Masripah adalah warga Desa Sukamulya, Kecamatan Tukdana, Kabupaten Indramayu, Jawa
Barat.
Ketua Serikat Buruh Migran Indonesia (SBMI) Cabang Indramayu pun menceritakan kronologi
meninggalnya Masripah.
Ia juga membantah kabar Masripah meninggal karena santet seperti yang disampaikan pihak
sponsor saat mengabarkan berita duka kepada keluarga.

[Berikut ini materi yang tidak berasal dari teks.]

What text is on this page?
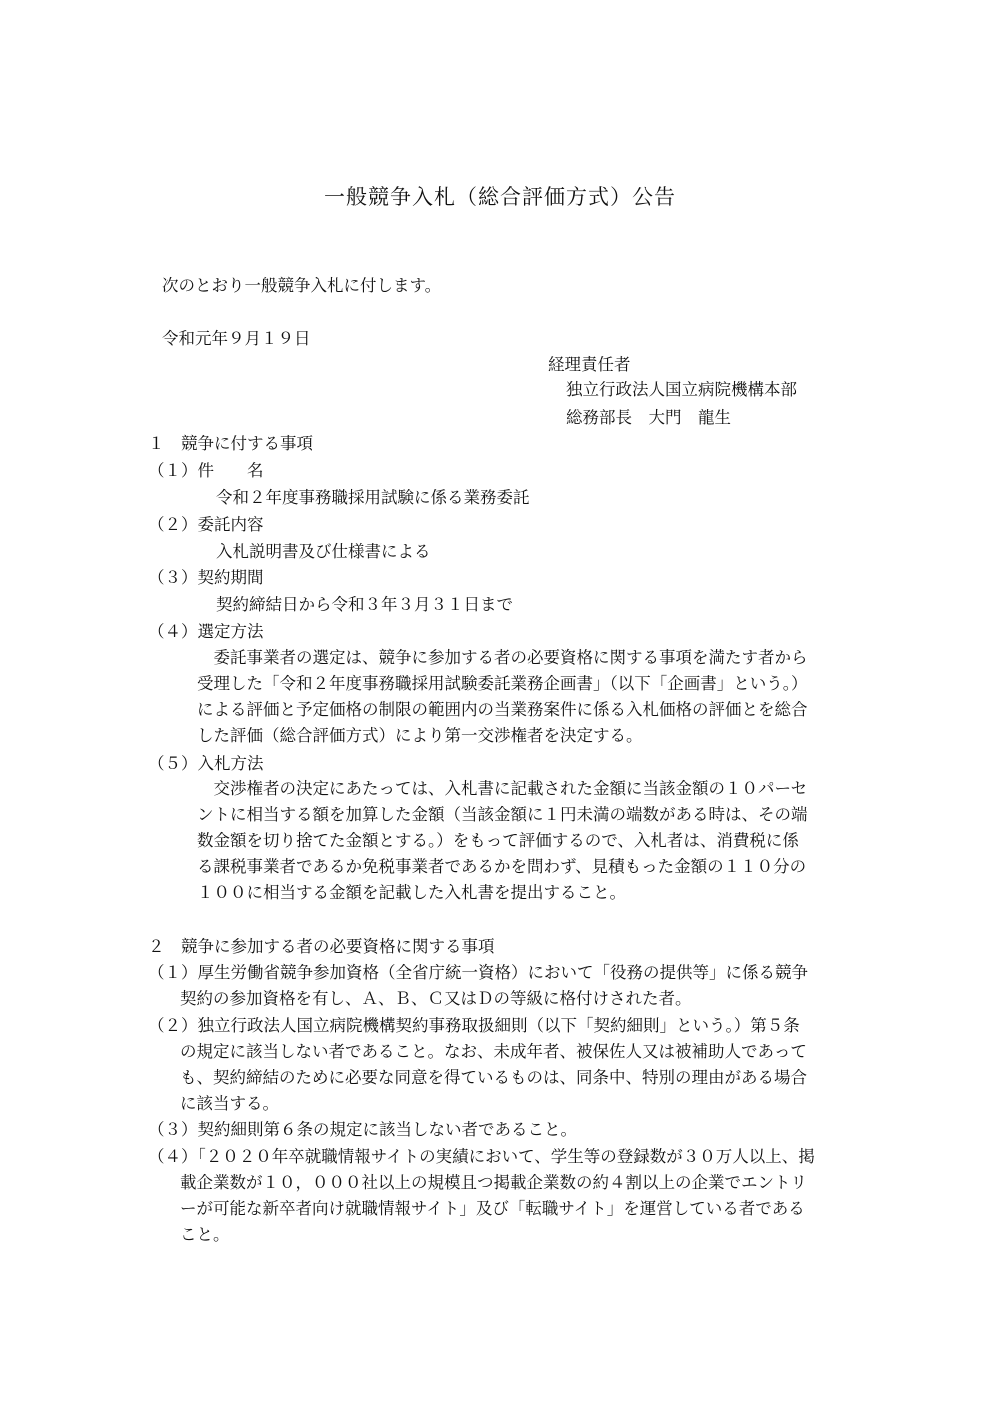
一般競争入札（総合評価方式）公告
次のとおり一般競争入札に付します。
令和元年９月１９日
経理責任者
独立行政法人国立病院機構本部
総務部長　大門　龍生
１　競争に付する事項
（１）件　　名
令和２年度事務職採用試験に係る業務委託
（２）委託内容
入札説明書及び仕様書による
（３）契約期間
契約締結日から令和３年３月３１日まで
（４）選定方法
　委託事業者の選定は、競争に参加する者の必要資格に関する事項を満たす者から
受理した「令和２年度事務職採用試験委託業務企画書」（以下「企画書」という。）
による評価と予定価格の制限の範囲内の当業務案件に係る入札価格の評価とを総合
した評価（総合評価方式）により第一交渉権者を決定する。
（５）入札方法
　交渉権者の決定にあたっては、入札書に記載された金額に当該金額の１０パーセ
ントに相当する額を加算した金額（当該金額に１円未満の端数がある時は、その端
数金額を切り捨てた金額とする。）をもって評価するので、入札者は、消費税に係
る課税事業者であるか免税事業者であるかを問わず、見積もった金額の１１０分の
１００に相当する金額を記載した入札書を提出すること。
２　競争に参加する者の必要資格に関する事項
（１）厚生労働省競争参加資格（全省庁統一資格）において「役務の提供等」に係る競争
契約の参加資格を有し、Ａ、Ｂ、Ｃ又はＤの等級に格付けされた者。
（２）独立行政法人国立病院機構契約事務取扱細則（以下「契約細則」という。）第５条
の規定に該当しない者であること。なお、未成年者、被保佐人又は被補助人であって
も、契約締結のために必要な同意を得ているものは、同条中、特別の理由がある場合
に該当する。
（３）契約細則第６条の規定に該当しない者であること。
（４）「２０２０年卒就職情報サイトの実績において、学生等の登録数が３０万人以上、掲
載企業数が１０，０００社以上の規模且つ掲載企業数の約４割以上の企業でエントリ
ーが可能な新卒者向け就職情報サイト」及び「転職サイト」を運営している者である
こと。
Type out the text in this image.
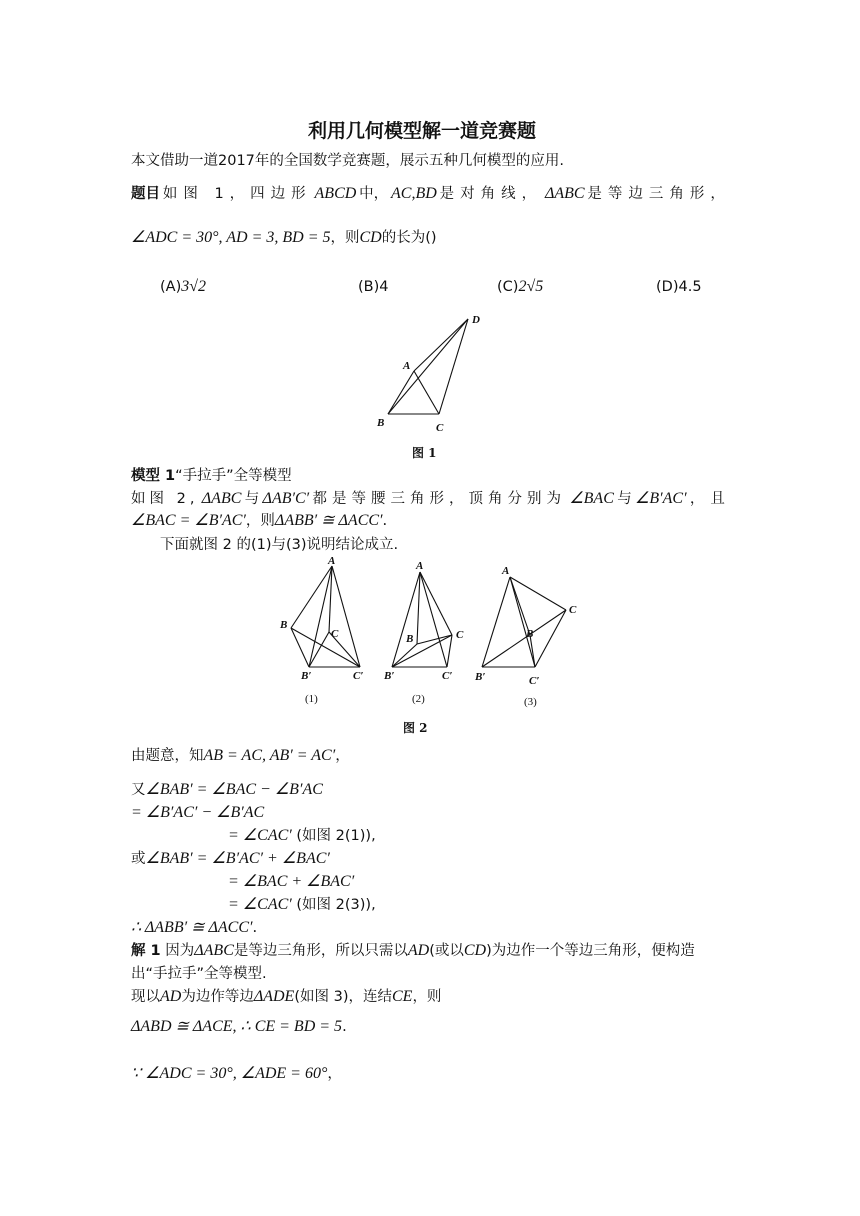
利用几何模型解一道竞赛题
本文借助一道2017年的全国数学竞赛题，展示五种几何模型的应用.
题目 如图 1，四边形 ABCD 中， AC,BD 是对角线， ΔABC 是等边三角形，
∠ADC = 30°, AD = 3, BD = 5，则CD的长为()
(A)3√2	(B)4	(C)2√5	(D)4.5
D
A
B	C
图 1
模型 1“手拉手”全等模型
如图 2, ΔABC 与 ΔAB′C′ 都是等腰三角形，顶角分别为 ∠BAC 与 ∠B′AC′ ，且
∠BAC = ∠B′AC′，则ΔABB′ ≅ ΔACC′.
下面就图 2 的(1)与(3)说明结论成立.
A
B
C
B′	C′
(1)
A
B	C
B′	C′
(2)
A
B
C
B′	C′
(3)
图 2
由题意，知AB = AC, AB′ = AC′，
又∠BAB′ = ∠BAC − ∠B′AC
= ∠B′AC′ − ∠B′AC
= ∠CAC′ (如图 2(1)),
或∠BAB′ = ∠B′AC′ + ∠BAC′
= ∠BAC + ∠BAC′
= ∠CAC′ (如图 2(3)),
∴ ΔABB′ ≅ ΔACC′.
解 1 因为ΔABC是等边三角形，所以只需以AD(或以CD)为边作一个等边三角形，便构造
出“手拉手”全等模型.
现以AD为边作等边ΔADE(如图 3)，连结CE，则
ΔABD ≅ ΔACE, ∴ CE = BD = 5.
∵ ∠ADC = 30°, ∠ADE = 60°，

Masripah dipastikan meninggal karena Covid-19 setelah dikeluarkannya bukti keterangan dari
rumah sakit.
Kepastian tersebut, SBMI dapat setelah mengkonfirmasi perihal meninggalnya Masripah kepada
pihak Kedutaan Besar Republik Indonesia (KBRI) di Turki.
"Tidak (Santet), itu cuma alasan dari sponsor saja, penyebab pastinya karena Covid-19," ujar
Ketua SBMI Cabang Indramayu, Juwarih kepada Tribuncirebon.com, Minggu (25/7/2021).
Juwarih menckeritakan, kejadian itu berawal saat Masripah diberangkatkan ke Turki pada 10 Juli
2021.
Ia diduga diberangkatkan secara ilegal, mengingat Masripah diberangkatkan ke negara Timur
Tengah yang bukan menjadi negara penempatan secara resmi.
Terlebih, ia bisa dikirim ke Turki saat Indonesia tengah memberlakukan Pemberlakuan
Pembatasan Kegiatan Masyarakat (PPKM).
"Itulah hebatnya perekrut di saat kaya gini, berani memberangkatkan, Ini jelas unprosedural, ke
timur tengah juga kan ditutup," ujar dia.
Masih diceritakan Juwarih, keluarga pun sempat kaget menerima kabar Masripah meninggal
dunia, mengingat baru 1 hari ia bekerja di sana.
Dari Indonesia, TKW yang bersangkutan, menurut pihak keluarga dalam kondisi sehat.
Dalam hal ini, keluarga juga meminta bantuan kepada SBMI Indramayu agar jenazah Masripah
bisa dipulangkan ke tanah air.
Keluarga juga menuntut agar pihak sponsor bisa bertanggungjawab atas kejadian tersebut.
"Suaminya dia mengadu awalnya dia gak tahu istrinya itu kena Covid-19 dan tuntutan dari
keluarga meminta agar jenazahnya dipulangkan, kedua pihak perekrut atau sponsor ini harus
bertanggungjawab," ujar dia. (Handhika Rahman).